* On n’a jamais oublié l’heureuse formule de Jean Anouilh défendant « En attendant Godot » dans les colonnes du « Figaro » : « Les pensées de Pascal jouées par les Fratellini ». En découvrant la manière dont Alain Françon dirige les comédiens dans la plus célèbre des pièces de l’écrivain d’origine irlandaise, on se dit que l’auteur du « Voyageur sans bagage » avait touché quelque chose d’aussi profond qu’essentiel.
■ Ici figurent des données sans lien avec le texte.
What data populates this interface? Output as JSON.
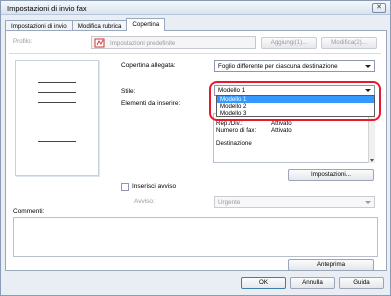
{
  "window": {
    "title": "Impostazioni di invio fax",
    "close_glyph": "✕"
  },
  "tabs": [
    {
      "label": "Impostazioni di invio"
    },
    {
      "label": "Modifica rubrica"
    },
    {
      "label": "Copertina"
    }
  ],
  "profile": {
    "label": "Profilo:",
    "value": "Impostazioni predefinite",
    "add_button": "Aggiungi(1)...",
    "edit_button": "Modifica(2)..."
  },
  "cover": {
    "attached_label": "Copertina allegata:",
    "attached_value": "Foglio differente per ciascuna destinazione",
    "style_label": "Stile:",
    "style_value": "Modello 1",
    "style_options": [
      "Modello 1",
      "Modello 2",
      "Modello 3"
    ],
    "elements_label": "Elementi da inserire:",
    "elements": [
      {
        "key": "Rep./Div.:",
        "value": "Attivato"
      },
      {
        "key": "Numero di fax:",
        "value": "Attivato"
      }
    ],
    "destination_label": "Destinazione",
    "settings_button": "Impostazioni..."
  },
  "send_notice": {
    "checkbox_label": "Inserisci avviso",
    "notice_label": "Avviso:",
    "notice_value": "Urgente"
  },
  "comments": {
    "label": "Commenti:"
  },
  "buttons": {
    "preview": "Anteprima",
    "ok": "OK",
    "cancel": "Annulla",
    "help": "Guida"
  }
}
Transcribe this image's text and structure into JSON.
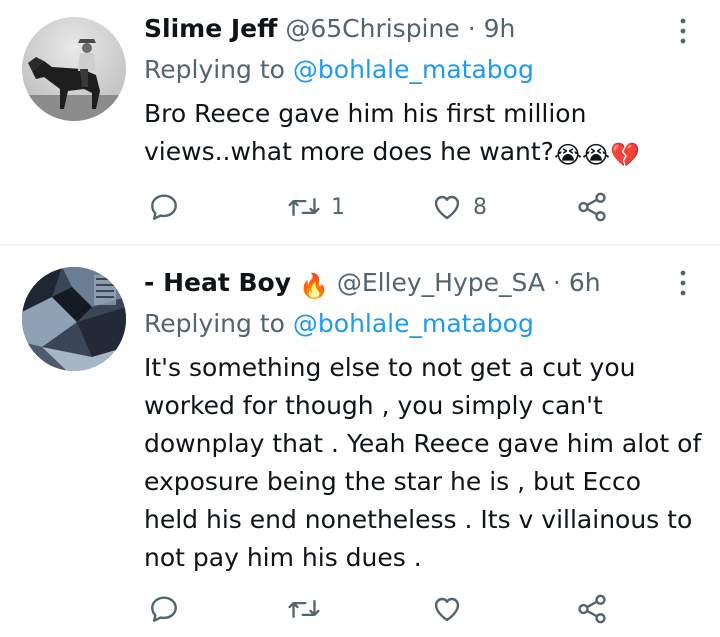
{
  "tweets": [
    {
      "display_name": "Slime Jeff",
      "name_emoji": "",
      "handle": "@65Chrispine",
      "separator": "·",
      "time": "9h",
      "replying_prefix": "Replying to",
      "replying_handle": "@bohlale_matabog",
      "body_lines": [
        "Bro Reece gave him his first million",
        "views..what more does he want?"
      ],
      "body_emojis": "😭😭💔",
      "avatar_icon": "man-on-horse-photo",
      "actions": {
        "reply_count": "",
        "retweet_count": "1",
        "like_count": "8"
      }
    },
    {
      "display_name": "- Heat Boy",
      "name_emoji": "🔥",
      "handle": "@Elley_Hype_SA",
      "separator": "·",
      "time": "6h",
      "replying_prefix": "Replying to",
      "replying_handle": "@bohlale_matabog",
      "body_lines": [
        "It's something else to not get a cut you",
        "worked for though , you simply can't",
        "downplay that . Yeah Reece gave him alot of",
        "exposure being the star he is , but Ecco",
        "held his end nonetheless . Its v villainous to",
        "not pay him his dues ."
      ],
      "avatar_icon": "dark-abstract-photo",
      "actions": {
        "reply_count": "",
        "retweet_count": "",
        "like_count": ""
      }
    }
  ],
  "colors": {
    "text": "#0f1419",
    "secondary": "#536471",
    "link": "#1d9bf0",
    "fire": "#f4900c",
    "divider": "#eff3f4"
  },
  "icons": {
    "more": "more-vertical-icon",
    "reply": "reply-bubble-icon",
    "retweet": "retweet-icon",
    "like": "heart-icon",
    "share": "share-icon"
  }
}
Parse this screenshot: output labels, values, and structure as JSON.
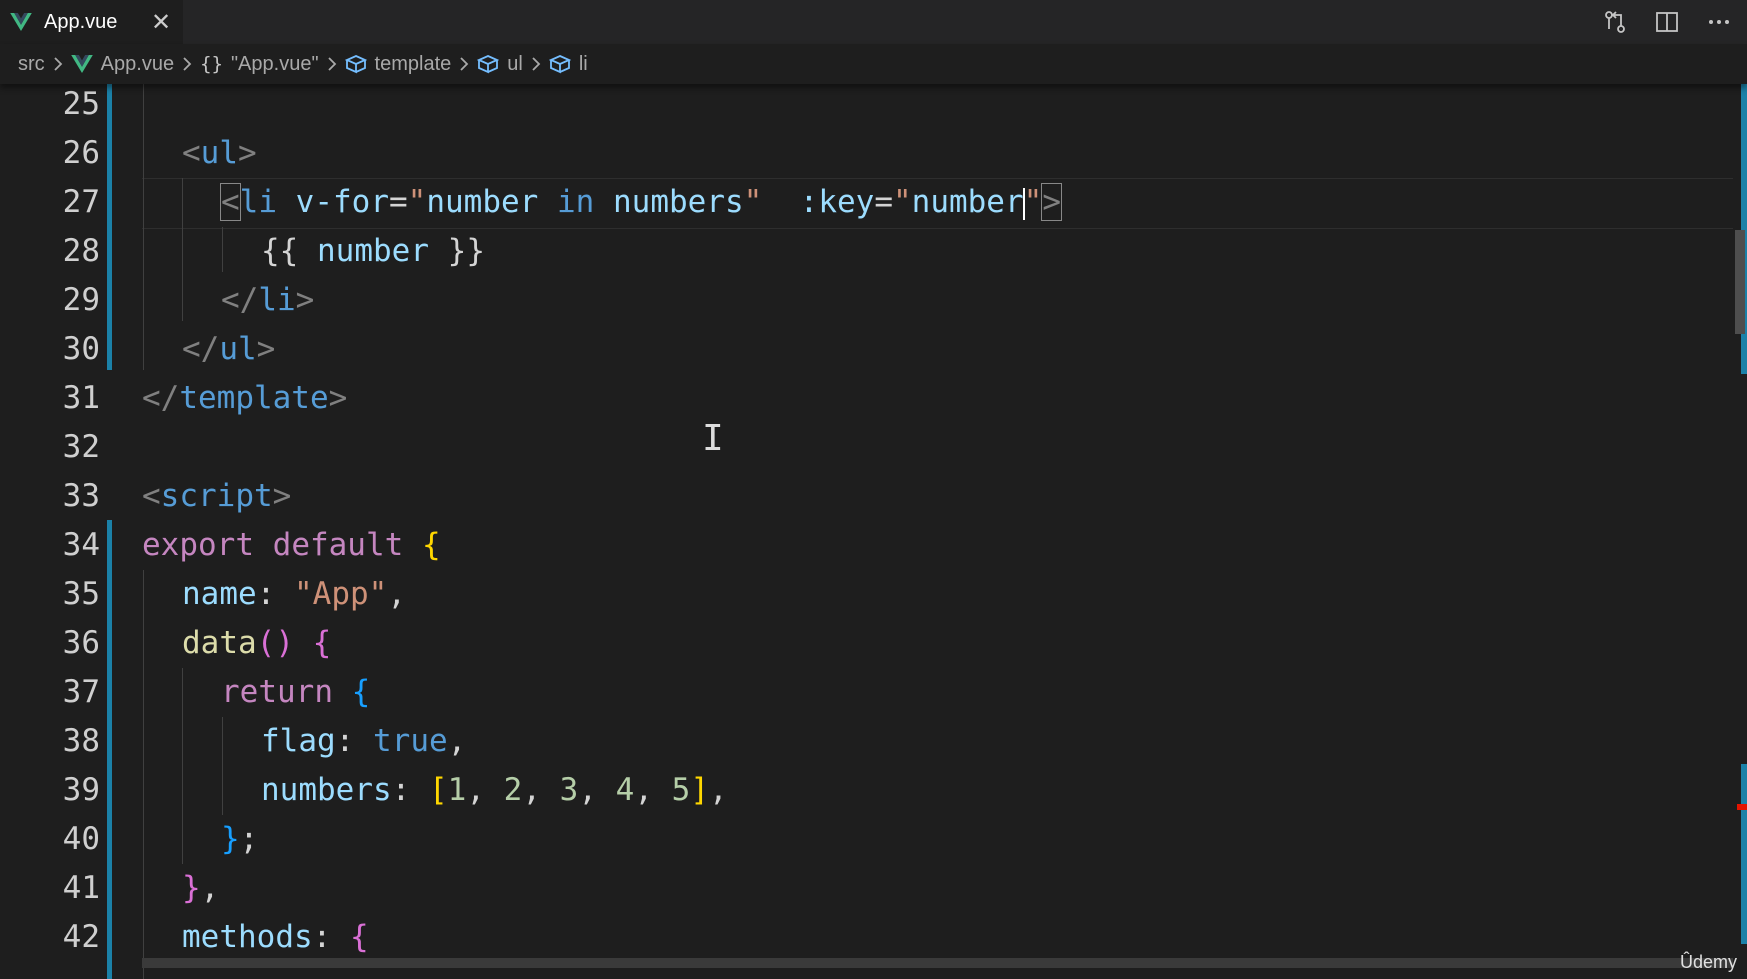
{
  "tab": {
    "title": "App.vue",
    "close_label": "✕",
    "icon": "vue-icon"
  },
  "tab_actions": [
    {
      "name": "compare-changes-icon"
    },
    {
      "name": "split-editor-icon"
    },
    {
      "name": "more-actions-icon"
    }
  ],
  "breadcrumb": {
    "items": [
      {
        "label": "src",
        "icon": ""
      },
      {
        "label": "App.vue",
        "icon": "vue-icon"
      },
      {
        "label": "\"App.vue\"",
        "icon": "braces-icon"
      },
      {
        "label": "template",
        "icon": "symbol-cube-icon"
      },
      {
        "label": "ul",
        "icon": "symbol-cube-icon"
      },
      {
        "label": "li",
        "icon": "symbol-cube-icon"
      }
    ]
  },
  "editor": {
    "line_numbers": [
      "25",
      "26",
      "27",
      "28",
      "29",
      "30",
      "31",
      "32",
      "33",
      "34",
      "35",
      "36",
      "37",
      "38",
      "39",
      "40",
      "41",
      "42"
    ],
    "current_line": "27",
    "code": {
      "l26": {
        "open": "<",
        "tag": "ul",
        "close": ">"
      },
      "l27": {
        "open": "<",
        "tag": "li",
        "attr1": "v-for",
        "eq1": "=",
        "q1": "\"",
        "v1a": "number",
        "v1b": "in",
        "v1c": "numbers",
        "q2": "\"",
        "attr2": ":key",
        "eq2": "=",
        "q3": "\"",
        "v2": "number",
        "q4": "\"",
        "close": ">"
      },
      "l28": {
        "lb": "{{",
        "expr": "number",
        "rb": "}}"
      },
      "l29": {
        "open": "</",
        "tag": "li",
        "close": ">"
      },
      "l30": {
        "open": "</",
        "tag": "ul",
        "close": ">"
      },
      "l31": {
        "open": "</",
        "tag": "template",
        "close": ">"
      },
      "l33": {
        "open": "<",
        "tag": "script",
        "close": ">"
      },
      "l34": {
        "kw1": "export",
        "kw2": "default",
        "brace": "{"
      },
      "l35": {
        "prop": "name",
        "colon": ":",
        "str": "\"App\"",
        "comma": ","
      },
      "l36": {
        "fn": "data",
        "parens": "()",
        "brace": "{"
      },
      "l37": {
        "kw": "return",
        "brace": "{"
      },
      "l38": {
        "prop": "flag",
        "colon": ":",
        "val": "true",
        "comma": ","
      },
      "l39": {
        "prop": "numbers",
        "colon": ":",
        "lb": "[",
        "n1": "1",
        "n2": "2",
        "n3": "3",
        "n4": "4",
        "n5": "5",
        "rb": "]",
        "comma": ","
      },
      "l40": {
        "brace": "}",
        "semi": ";"
      },
      "l41": {
        "brace": "}",
        "comma": ","
      },
      "l42": {
        "prop": "methods",
        "colon": ":",
        "brace": "{"
      }
    }
  },
  "watermark": "Ûdemy",
  "colors": {
    "background": "#1e1e1e",
    "tag": "#569cd6",
    "attribute": "#9cdcfe",
    "string": "#ce9178",
    "keyword": "#c586c0",
    "function": "#dcdcaa",
    "number": "#b5cea8",
    "git_modified": "#1b81a8"
  }
}
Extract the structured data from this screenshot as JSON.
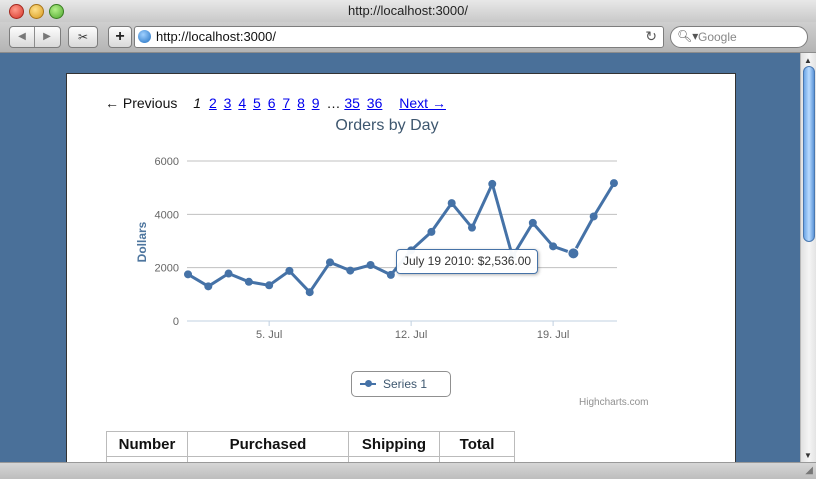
{
  "window": {
    "title": "http://localhost:3000/"
  },
  "toolbar": {
    "url": "http://localhost:3000/",
    "search_placeholder": "Google",
    "add_label": "+",
    "snip_label": "✂"
  },
  "pagination": {
    "previous": "← Previous",
    "current": "1",
    "pages": [
      "2",
      "3",
      "4",
      "5",
      "6",
      "7",
      "8",
      "9"
    ],
    "ellipsis": "…",
    "last_pages": [
      "35",
      "36"
    ],
    "next": "Next →"
  },
  "chart_data": {
    "type": "line",
    "title": "Orders by Day",
    "ylabel": "Dollars",
    "xlabel": "",
    "ylim": [
      0,
      6000
    ],
    "yticks": [
      0,
      2000,
      4000,
      6000
    ],
    "xticks": [
      {
        "label": "5. Jul",
        "day": 5
      },
      {
        "label": "12. Jul",
        "day": 12
      },
      {
        "label": "19. Jul",
        "day": 19
      }
    ],
    "x": [
      1,
      2,
      3,
      4,
      5,
      6,
      7,
      8,
      9,
      10,
      11,
      12,
      13,
      14,
      15,
      16,
      17,
      18,
      19,
      20,
      21,
      22
    ],
    "series": [
      {
        "name": "Series 1",
        "color": "#4572a7",
        "values": [
          1750,
          1300,
          1780,
          1470,
          1340,
          1880,
          1080,
          2200,
          1890,
          2100,
          1730,
          2650,
          3340,
          4420,
          3500,
          5140,
          2420,
          3680,
          2800,
          2536,
          3920,
          5170
        ]
      }
    ],
    "tooltip": {
      "text": "July 19 2010: $2,536.00",
      "highlight_index": 19
    },
    "legend": "bottom-center",
    "grid": true,
    "credits": "Highcharts.com"
  },
  "table": {
    "headers": [
      "Number",
      "Purchased",
      "Shipping",
      "Total"
    ]
  }
}
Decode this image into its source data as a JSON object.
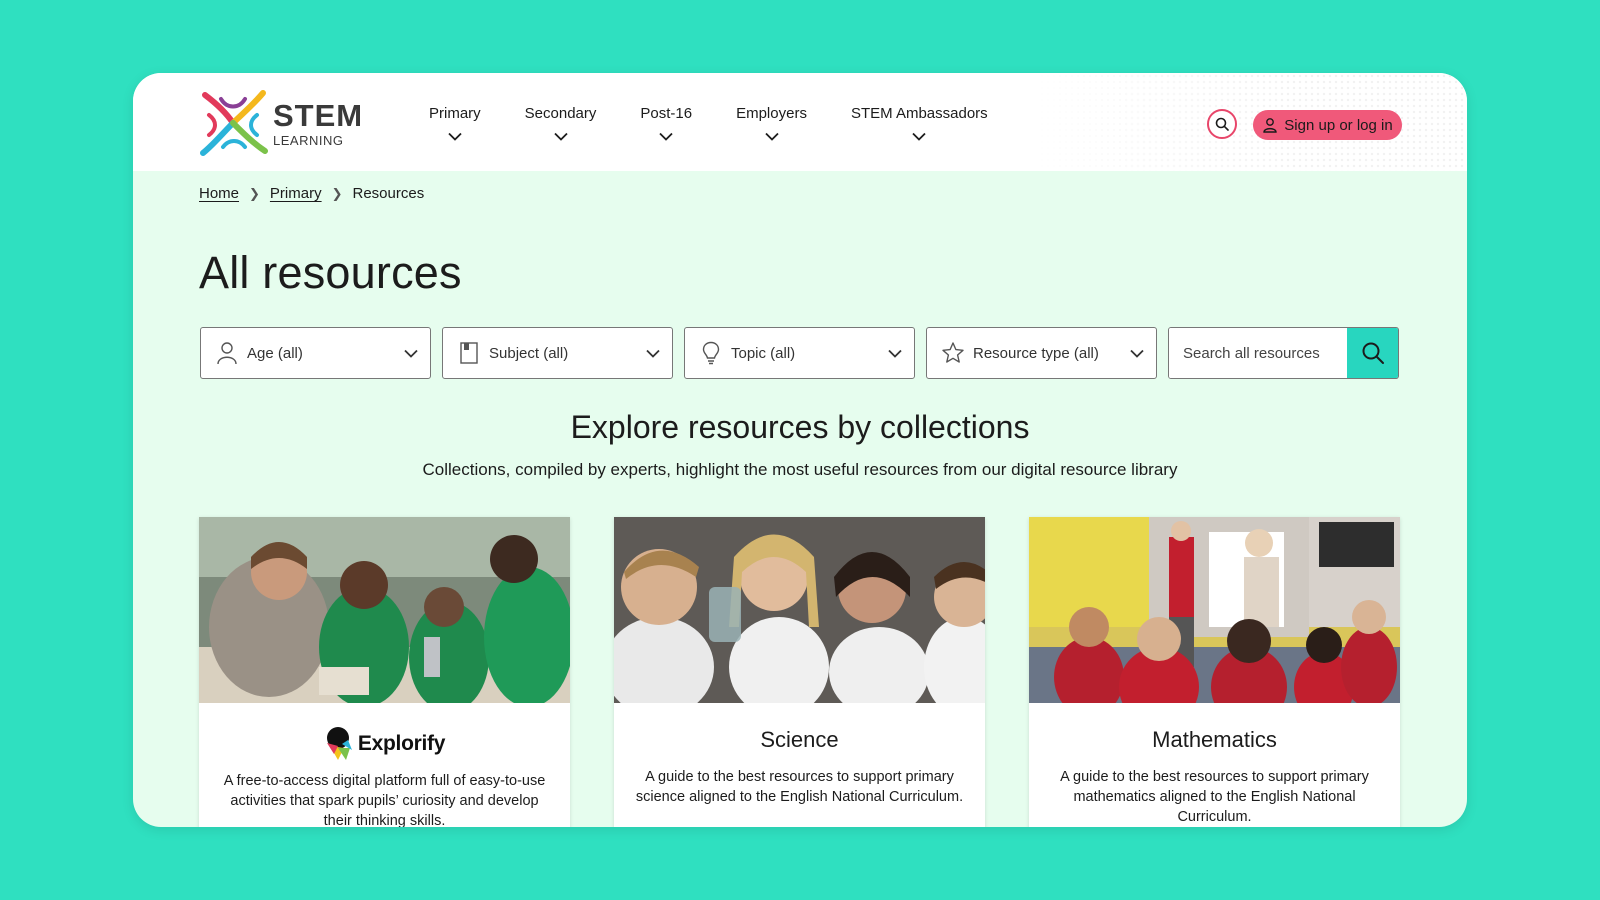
{
  "brand": {
    "name": "STEM",
    "subname": "LEARNING",
    "colors": {
      "background": "#2fe0c0",
      "page": "#e6fdee",
      "accent_pink": "#f0597a",
      "accent_teal": "#28d6bf"
    }
  },
  "nav": {
    "items": [
      {
        "label": "Primary",
        "icon": "chevron-down-icon"
      },
      {
        "label": "Secondary",
        "icon": "chevron-down-icon"
      },
      {
        "label": "Post-16",
        "icon": "chevron-down-icon"
      },
      {
        "label": "Employers",
        "icon": "chevron-down-icon"
      },
      {
        "label": "STEM Ambassadors",
        "icon": "chevron-down-icon"
      }
    ],
    "search_icon": "search-icon",
    "signup_label": "Sign up or log in",
    "signup_icon": "user-icon"
  },
  "breadcrumb": {
    "home": "Home",
    "primary": "Primary",
    "current": "Resources"
  },
  "page": {
    "title": "All resources"
  },
  "filters": {
    "age": {
      "label": "Age (all)",
      "icon": "person-icon"
    },
    "subject": {
      "label": "Subject (all)",
      "icon": "book-icon"
    },
    "topic": {
      "label": "Topic (all)",
      "icon": "lightbulb-icon"
    },
    "resource_type": {
      "label": "Resource type (all)",
      "icon": "star-icon"
    },
    "search_placeholder": "Search all resources"
  },
  "explore": {
    "title": "Explore resources by collections",
    "subtitle": "Collections, compiled by experts, highlight the most useful resources from our digital resource library"
  },
  "cards": [
    {
      "title": "Explorify",
      "description": "A free-to-access digital platform full of easy-to-use activities that spark pupils’ curiosity and develop their thinking skills."
    },
    {
      "title": "Science",
      "description": "A guide to the best resources to support primary science aligned to the English National Curriculum."
    },
    {
      "title": "Mathematics",
      "description": "A guide to the best resources to support primary mathematics aligned to the English National Curriculum."
    }
  ]
}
Françon aborde « En attendant Godot » avec autant de simplicité que de subtilité. Il y a longtemps que l’on n’avait pas reçu avec autant d’évidence ce texte que Beckett n’était pas certain de maîtriser, composé directement en français entre 1948 et 1949.
Il y a du concret et même beaucoup de concret dans cette œuvre pourtant métaphysique. Nulle leçon. L’attente de ceux qui sont embarqués. Les cinq interprètes sont exceptionnels. Talentueux, disciplinés, irrésistibles. Dans la farce comme dans les bouffées tragiques. Vladimir, Gilles Privat, avec une dégaine idéale et un visage d’une expressivité cocasse autant que déchirante, est formidable. Comme l’est son frère de destin, Estragon, André Marcon, extraordinaire dans la sincérité, on ne sait quel abandon à la fatalité. Ils s’adressent à nous : les spectateurs sont pris à témoin, mais nous sommes aussi la tourbière, à l’infini. Marcon est comme neuf ! Incroyable. Pozzo a l’autorité agressive de Guillaume Lévêque, jusqu’au désespoir. Une interprétation rare. Le Lucky d’Éric Berger, pathétique, bouleversant, nous interpelle, déchirant. Quant au frêle jeune garçon, Antoine Heuillet lui prête sa grâce gracile, comme s’il allait se rompre. On rit beaucoup et on a le cœur serré. Du Beckett pur. (La Scala, jusqu’au 8 avril)
* Devenu un habitué des personnages de l’écrivain, Denis Lavant est Clov, homme à tout faire, âme damnée de Hamm, épinglé dans son fauteuil, derrière ses sombres lunettes d’aveugle. Frédéric Leidgens est cet homme inquiétant et vulnérable. À l’arrière, dans les poubelles, les parents de ce dernier : Peter Bonke, Nagg, Claudine Delvaux, Nell. On est dans « Fin de partie », sous le regard pénétrant de Jacques Osinski, qui a déjà mis en scène plusieurs œuvres de Beckett. Une pièce très difficile, peu aimable. Atroce. Mais ces êtres humains ont peut-être appelé leur maman, la nuit. Il y a des chagrins d’enfance, dans cette grande pièce, déprimée, sarcastique, pas drôle, mais saisissante, que l’interprétation de Frédéric Leidgens, subtil et nuancé, et de Denis Lavant, tendu et sobre, illumine. (L’Atelier, jusqu’au 16 avril)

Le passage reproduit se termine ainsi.